Check/get the exit status of a remote command executed on remote host through script

Geeks,

Could you please help me out in my script and identify the missing piece. I need to check/get the exit status of a remote command executed on remote host through script and send out an email when process/processes is/are not running on any/all server(s).

Here's the complete requirement.

From one server I need to ssh to all servers, check if desired processes are running and send out a consolidated email of all servers that are not running desired processes.

In some cases the server needs to be checked on 3-5 processes, they all need to be on the same script if possible else a different script.

This one works well as expected, when I run on single host from command line.

ssh -tq <ServerOne> "/bin/ps -ef | /bin/grep  'com.utv.wlrs.mer.mer pop start' " > /dev/null

I need this

for i in $Server_List
do
        output=`ssh $Server_List "/bin/ps -ef | /bin/grep -v grep | /bin/grep 'com.utv.wlrs.mer.mer pop start' > /dev/null 2>&1 | wc -l`
        echo "$output"
        if [ "${output}" != "1" ] ; then
                echo "Process is NOT running on $i" >> /var/tmp/failed.txt
                echo "                           " >> /var/tmp/failed.txt
        fi
done
mailx -s "Mer Failures on `date +%F`" $EMAIL_LIST < /var/tmp/failed.txt

Thanks,
Saikrishna

First, note that this script adds notes about failures to the end of existing text in /var/tmp/failed.txt . So, once an error is detected, future invocations of this script will add new failures to the end of the existing list instead of starting with a clean slate each time you run the script. Why output anything at all if the server is running the command you're looking for? Why print a blank line?

Second, you should ssh to a single server (presumably $i ) instead of to your entire list of servers ( $Server_List ) in your loop. Assuming $Server_List expands to more than one word, your current command will always fail with a syntax error.

Third, you aways send mail even if no errors were detected.

Fourth, if you are trying to count the number of lines in ps output that match a certain string, why are you throwing away the output before counting the number of lines found?

Fifth, the output from wc -l contains some leading spaces (unless the number of lines counted is 10 million or larger); so a string comparison between the output from wc -l and "1" can never match.

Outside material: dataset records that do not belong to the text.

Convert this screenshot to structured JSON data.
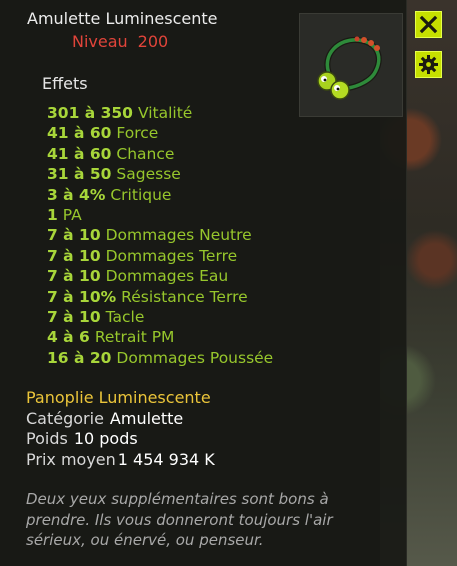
{
  "item": {
    "name": "Amulette Luminescente",
    "level_label": "Niveau",
    "level_value": "200",
    "image_icon": "amulet-icon"
  },
  "buttons": {
    "close_icon": "close-icon",
    "settings_icon": "gear-icon",
    "accent_color": "#c6e000"
  },
  "effects": {
    "heading": "Effets",
    "items": [
      {
        "value": "301 à 350",
        "label": "Vitalité"
      },
      {
        "value": "41 à 60",
        "label": "Force"
      },
      {
        "value": "41 à 60",
        "label": "Chance"
      },
      {
        "value": "31 à 50",
        "label": "Sagesse"
      },
      {
        "value": "3 à 4%",
        "label": "Critique"
      },
      {
        "value": "1",
        "label": "PA"
      },
      {
        "value": "7 à 10",
        "label": "Dommages Neutre"
      },
      {
        "value": "7 à 10",
        "label": "Dommages Terre"
      },
      {
        "value": "7 à 10",
        "label": "Dommages Eau"
      },
      {
        "value": "7 à 10%",
        "label": "Résistance Terre"
      },
      {
        "value": "7 à 10",
        "label": "Tacle"
      },
      {
        "value": "4 à 6",
        "label": "Retrait PM"
      },
      {
        "value": "16 à 20",
        "label": "Dommages Poussée"
      }
    ],
    "color": "#9fd030"
  },
  "details": {
    "set_name": "Panoplie Luminescente",
    "category_label": "Catégorie",
    "category_value": "Amulette",
    "weight_label": "Poids",
    "weight_value": "10 pods",
    "price_label": "Prix moyen",
    "price_value": "1 454 934 K"
  },
  "description": "Deux yeux supplémentaires sont bons à prendre. Ils vous donneront toujours l'air sérieux, ou énervé, ou penseur."
}
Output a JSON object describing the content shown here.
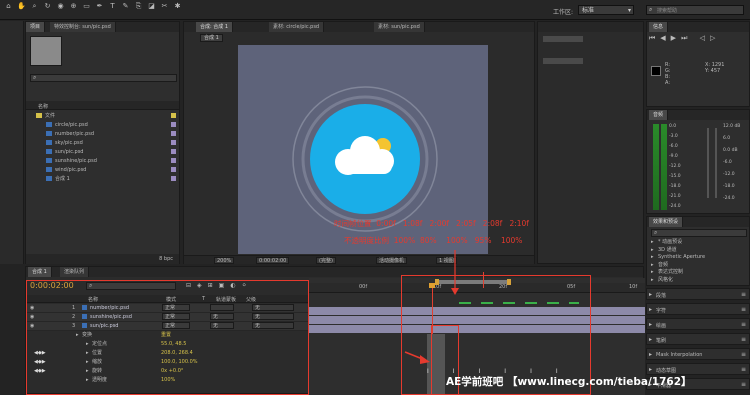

And, finally, if the command:

ssh -tq <ServerOne> "/bin/ps -ef | /bin/grep  'com.utv.wlrs.mer.mer pop start' " > /dev/null

works to check the status of a single server, why are you using a different command to check the status of each server in your loop? What is it about the command above that tells you whether or not the command you're looking for is running on that server? Why can't you script determine whether or not the command you're looking for is running on any server when you run it inside your for loop?

If the output of grep is redirected to /dev/null it never gets piped to wc -l
There's also a mismatched "

Hello Don,

We only need to report in case of failures, if the process is running as expected then no need to report.

For all failures in servers list it should append to the file /var/tmp/failed.txt so that we can send out all in 1 email.

List of servers are different, so processes running on them differ. I can append wc -l at the end of script for string comparison if that can address the issue.

Due to large volume of servers its hard to manage/insert script on all servers, we need one host to check for errors and report through email on exact failure, so if new servers are added to list along with new processes then we can just edit/update script in 1 place rather than 1000+.

I will update the script to send email only incase of failures or /var/tmp/failed.txt is found.

Thanks,
Saikrishna

Hello Don/All,

I fixed the issue with while loop and awk.


while read line ; do awk '{if ($2 ~ /^1$/) print $0}' ; done < default

Thanks,
Saikrishna

It has been quite a few days since you introduced your post and I do not remember all the details of it, but that could have just been done as:

awk '$2==1' default

alone.